Em agosto de 2015 a ANS apresentará um aplicativo que usará as informações do TISS como instrumento de transparência. O aplicativo mostrará a frequência de uso dos procedimentos realizados na saúde suplementar, destacando as informações por estado, faixa etária e o valor cobrado em cada procedimento.
“Em médio e longo prazo, os dados de atenção à saúde poderão ser incorporados ao Portal de Saúde do Cidadão, onde o usuário poderá ter acesso ao seu histórico de registros das ações e serviços de saúde, conferir as informações de suas internações hospitalares, dados sobre atendimento ambulatorial de média e alta complexidade, entre outros”, afirma Marizélia Leão Moreira, gerente-executiva de Padronização e Interoperabilidade da ANS.
Brasil precisará de analistas
Laura Rodrigues ressalta que o Brasil está em situação favorável pela tradição na produção de dados da rede pública e também da rede privada – que fornece registros como mortalidade, nascimento, notificações de doenças como o câncer, dados de exames preventivos como papanicolau e mamografia.
“O Brasil tem um potencial enorme para big data porque tem uma população muito grande, estável, e tem também uma tradição de dados eletrônicos. Isso não acontece na Índia, na China, e nem nos Estados Unidos porque lá o sistema de saúde é fragmentado. O Brasil está em uma situação única para avançar no big data em termos de saúde pública”, analisa a professora.
As redes sociais, por exemplo, já são usadas para monitorar doenças, como tem feito o Ministério da Saúde no Observatório da Dengue. Dados obtidos através de notificações das secretarias de vigilância também estão sendo usados, como acontece no projeto Info Dengue, no Rio de Janeiro. Há ainda pesquisas avançadas utilizando bases de dados estruturados como o cadastro único dos participantes dos programas sociais do governo federal. Junto com dados de educação e trabalho, entre outros, um estudo analisa impactos como a redução da mortalidade infantil na população de 100 milhões de brasileiros beneficiados pelos programas. O trabalho é liderado pelo professor Maurício Barreto, da Fiocruz-Bahia.

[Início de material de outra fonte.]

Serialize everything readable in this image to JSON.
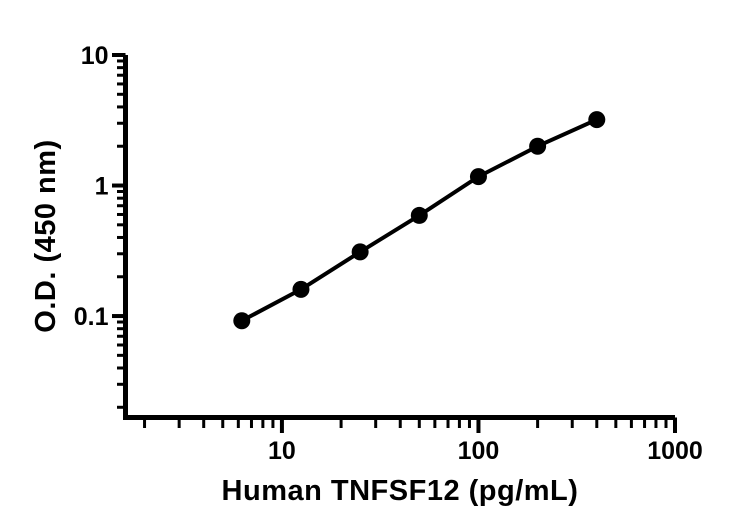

Para Chiavegatto Filho, o grande problema no Brasil é a falta de profissionais capacitados e atuantes em análise de dados. Outro gargalo é a avaliação sistemática de políticas públicas com evidências obtidas na análise de dados. Por exemplo, para avaliar o programa Mais Médicos, não se analisa apenas se ele chegou a todas as cidades, quantas pessoas atendeu, mas também a relação do programa com índices de mortalidade, amamentação etc.
O pesquisador conta que iniciou uma experiência de formação nessa área com um curso de verão de "Introdução à Big Data em saúde” realizado na Faculdade de Saúde Pública da USP. A primeira turma, em fevereiro de 2015, teve 21 inscritos. O curso será publicado na Coursera, plataforma de cursos online gratuitos (já há cursos disponíveis em inglês).
Laura Rodrigues acrescenta: “tem que começar e ter mais financiamento, nutrir esse movimento, criar colaboração entre departamentos de estatística, epidemiologia e tecnologia da informação. São barreiras a serem superadas”.